MK kemudian menetapkan pelaksanaan sidang paling lambat tujuh hari sejak permohonan diterima. Sidang dilakukan oleh pleno hakim yang sekurang-kurangnya dihadiri tujuh hakim konstitusi. Sidang pleno dipimpin Ketua MK dan bersifat terbuka untuk umum. Sidang akan berlangsung dalam enam tahap. Putusan Mahkamah atas pendapat DPR ini wajib diputus dalam jangka waktu paling lambat 90 hari sejak didaftarkan/Putusan dibaca dalam sidang pleno dan terbuka untuk umum. Amar putusan MK dapat berupa tidak diterima, membenarkan pendapat DPR, dan menolak permohonan DPR. Permohonan tidak dapat diterima karena tidak memenuhi kelengkapan seperti tercantum dalam Tata Cara Mengajukan Permohonan. Putuan dapat membenarkan pendapat DPR apabila MK berpendapat Presiden atau Wakil Presiden terbukti melakukan pelanggaran hukum berupa pengkhianatan terhadap negara, korupsi, penyuapan, tindak pidana berat lainnya, atau perbuatan tercela. Amar putusan ketiga adalah apabila pendapat DPR soal Presiden dan atau Wakil Presiden melakukan tindak pidana dinyatakan tidak terbukti. Putusan MK ini bersifat final secara yuridis dan mengikat bagi DPR selaku pihak yang mengajukan permohonan.

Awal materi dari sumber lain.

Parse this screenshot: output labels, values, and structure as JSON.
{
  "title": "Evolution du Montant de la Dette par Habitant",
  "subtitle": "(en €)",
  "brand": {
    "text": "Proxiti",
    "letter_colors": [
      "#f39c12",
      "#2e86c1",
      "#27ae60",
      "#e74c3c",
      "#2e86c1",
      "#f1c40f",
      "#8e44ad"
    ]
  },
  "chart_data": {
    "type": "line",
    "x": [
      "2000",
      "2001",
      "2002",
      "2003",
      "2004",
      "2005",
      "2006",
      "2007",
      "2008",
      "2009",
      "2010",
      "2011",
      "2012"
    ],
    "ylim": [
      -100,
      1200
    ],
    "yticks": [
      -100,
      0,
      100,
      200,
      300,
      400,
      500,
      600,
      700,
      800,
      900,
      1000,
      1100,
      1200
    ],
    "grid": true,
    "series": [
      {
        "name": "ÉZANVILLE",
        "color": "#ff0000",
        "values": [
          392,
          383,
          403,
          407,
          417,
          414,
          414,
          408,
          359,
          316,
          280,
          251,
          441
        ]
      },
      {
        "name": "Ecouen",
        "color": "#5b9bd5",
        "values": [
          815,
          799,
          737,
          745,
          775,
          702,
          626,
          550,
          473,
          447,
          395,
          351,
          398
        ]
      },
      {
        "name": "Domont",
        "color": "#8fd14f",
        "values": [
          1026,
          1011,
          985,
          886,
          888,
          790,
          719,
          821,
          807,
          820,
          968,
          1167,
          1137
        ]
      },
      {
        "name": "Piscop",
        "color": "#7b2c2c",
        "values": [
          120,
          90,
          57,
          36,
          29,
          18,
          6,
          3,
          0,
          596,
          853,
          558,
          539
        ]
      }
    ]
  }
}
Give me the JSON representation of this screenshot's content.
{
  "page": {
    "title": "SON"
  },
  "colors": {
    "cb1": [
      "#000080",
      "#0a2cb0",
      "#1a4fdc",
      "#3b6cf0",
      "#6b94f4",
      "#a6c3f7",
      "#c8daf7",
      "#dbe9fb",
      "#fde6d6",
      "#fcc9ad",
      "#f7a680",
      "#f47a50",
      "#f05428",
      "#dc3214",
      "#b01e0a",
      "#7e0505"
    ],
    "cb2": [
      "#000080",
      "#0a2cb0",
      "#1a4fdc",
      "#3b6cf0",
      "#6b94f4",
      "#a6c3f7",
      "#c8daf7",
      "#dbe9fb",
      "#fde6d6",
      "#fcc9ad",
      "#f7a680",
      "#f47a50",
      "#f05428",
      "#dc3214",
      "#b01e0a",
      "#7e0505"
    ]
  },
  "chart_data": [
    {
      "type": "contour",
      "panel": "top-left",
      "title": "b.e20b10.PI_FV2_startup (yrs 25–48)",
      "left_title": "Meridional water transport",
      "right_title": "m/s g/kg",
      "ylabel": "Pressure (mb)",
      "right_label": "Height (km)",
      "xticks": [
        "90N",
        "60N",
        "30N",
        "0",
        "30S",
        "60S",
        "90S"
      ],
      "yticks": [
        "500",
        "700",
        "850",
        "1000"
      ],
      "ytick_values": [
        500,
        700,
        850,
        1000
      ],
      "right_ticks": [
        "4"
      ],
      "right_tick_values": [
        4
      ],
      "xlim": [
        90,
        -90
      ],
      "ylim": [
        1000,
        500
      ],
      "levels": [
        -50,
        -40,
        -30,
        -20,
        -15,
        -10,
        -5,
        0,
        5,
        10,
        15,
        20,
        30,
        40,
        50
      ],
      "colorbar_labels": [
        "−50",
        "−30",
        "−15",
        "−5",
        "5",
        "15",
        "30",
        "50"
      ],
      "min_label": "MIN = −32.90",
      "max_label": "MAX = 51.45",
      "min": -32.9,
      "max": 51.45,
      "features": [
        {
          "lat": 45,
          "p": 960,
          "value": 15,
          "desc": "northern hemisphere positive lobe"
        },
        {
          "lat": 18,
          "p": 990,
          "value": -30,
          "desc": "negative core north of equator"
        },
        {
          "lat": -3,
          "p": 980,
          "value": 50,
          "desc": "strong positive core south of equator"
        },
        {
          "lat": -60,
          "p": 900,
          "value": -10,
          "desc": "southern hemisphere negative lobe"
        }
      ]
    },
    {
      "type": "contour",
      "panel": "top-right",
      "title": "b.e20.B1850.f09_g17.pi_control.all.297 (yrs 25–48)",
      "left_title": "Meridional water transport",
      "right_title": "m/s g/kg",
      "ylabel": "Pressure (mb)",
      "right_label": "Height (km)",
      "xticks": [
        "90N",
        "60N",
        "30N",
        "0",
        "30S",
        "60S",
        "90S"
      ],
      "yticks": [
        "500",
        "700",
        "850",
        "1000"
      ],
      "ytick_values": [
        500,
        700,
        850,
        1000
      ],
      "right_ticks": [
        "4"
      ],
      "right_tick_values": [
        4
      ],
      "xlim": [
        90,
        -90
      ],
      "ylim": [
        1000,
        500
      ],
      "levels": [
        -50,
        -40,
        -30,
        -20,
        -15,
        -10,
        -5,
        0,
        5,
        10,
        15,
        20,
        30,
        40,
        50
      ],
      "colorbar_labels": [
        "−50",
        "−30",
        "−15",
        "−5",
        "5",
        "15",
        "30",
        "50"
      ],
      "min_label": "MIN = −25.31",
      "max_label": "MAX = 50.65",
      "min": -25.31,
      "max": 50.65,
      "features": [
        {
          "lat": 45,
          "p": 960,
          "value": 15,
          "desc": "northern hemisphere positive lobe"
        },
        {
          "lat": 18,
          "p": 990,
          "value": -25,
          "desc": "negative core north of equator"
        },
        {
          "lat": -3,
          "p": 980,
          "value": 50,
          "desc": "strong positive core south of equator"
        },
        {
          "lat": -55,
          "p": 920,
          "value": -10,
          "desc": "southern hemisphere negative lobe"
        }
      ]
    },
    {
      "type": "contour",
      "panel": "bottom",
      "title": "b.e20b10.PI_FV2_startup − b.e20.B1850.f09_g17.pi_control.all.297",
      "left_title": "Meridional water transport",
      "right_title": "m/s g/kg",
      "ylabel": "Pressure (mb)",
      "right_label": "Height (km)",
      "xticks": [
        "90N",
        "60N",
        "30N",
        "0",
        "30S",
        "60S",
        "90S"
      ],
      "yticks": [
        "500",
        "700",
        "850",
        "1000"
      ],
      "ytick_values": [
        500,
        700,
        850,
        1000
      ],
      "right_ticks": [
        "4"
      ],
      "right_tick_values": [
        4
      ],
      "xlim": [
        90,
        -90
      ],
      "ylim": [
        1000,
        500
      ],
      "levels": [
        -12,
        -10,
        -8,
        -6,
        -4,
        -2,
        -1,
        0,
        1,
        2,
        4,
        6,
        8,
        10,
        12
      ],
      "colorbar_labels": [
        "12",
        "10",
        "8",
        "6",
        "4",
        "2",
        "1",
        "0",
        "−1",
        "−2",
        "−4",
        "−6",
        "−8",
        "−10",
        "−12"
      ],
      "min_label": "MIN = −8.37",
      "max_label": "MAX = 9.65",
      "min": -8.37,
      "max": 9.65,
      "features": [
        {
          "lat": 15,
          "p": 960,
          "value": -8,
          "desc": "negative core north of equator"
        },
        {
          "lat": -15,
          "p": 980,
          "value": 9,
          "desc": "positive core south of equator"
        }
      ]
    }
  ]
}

Dalam Peraturan MK itu juga disebutkan bahwa putusan MK yang mengabulkan permohonan DPR tidak menutup kemungkinan diajukannya Presiden dan atau Wakil Presiden dalam persidangan pidana, perdata, dan atau tata usaha neagra sesuai dengan asas dan hukum acara masing-masing.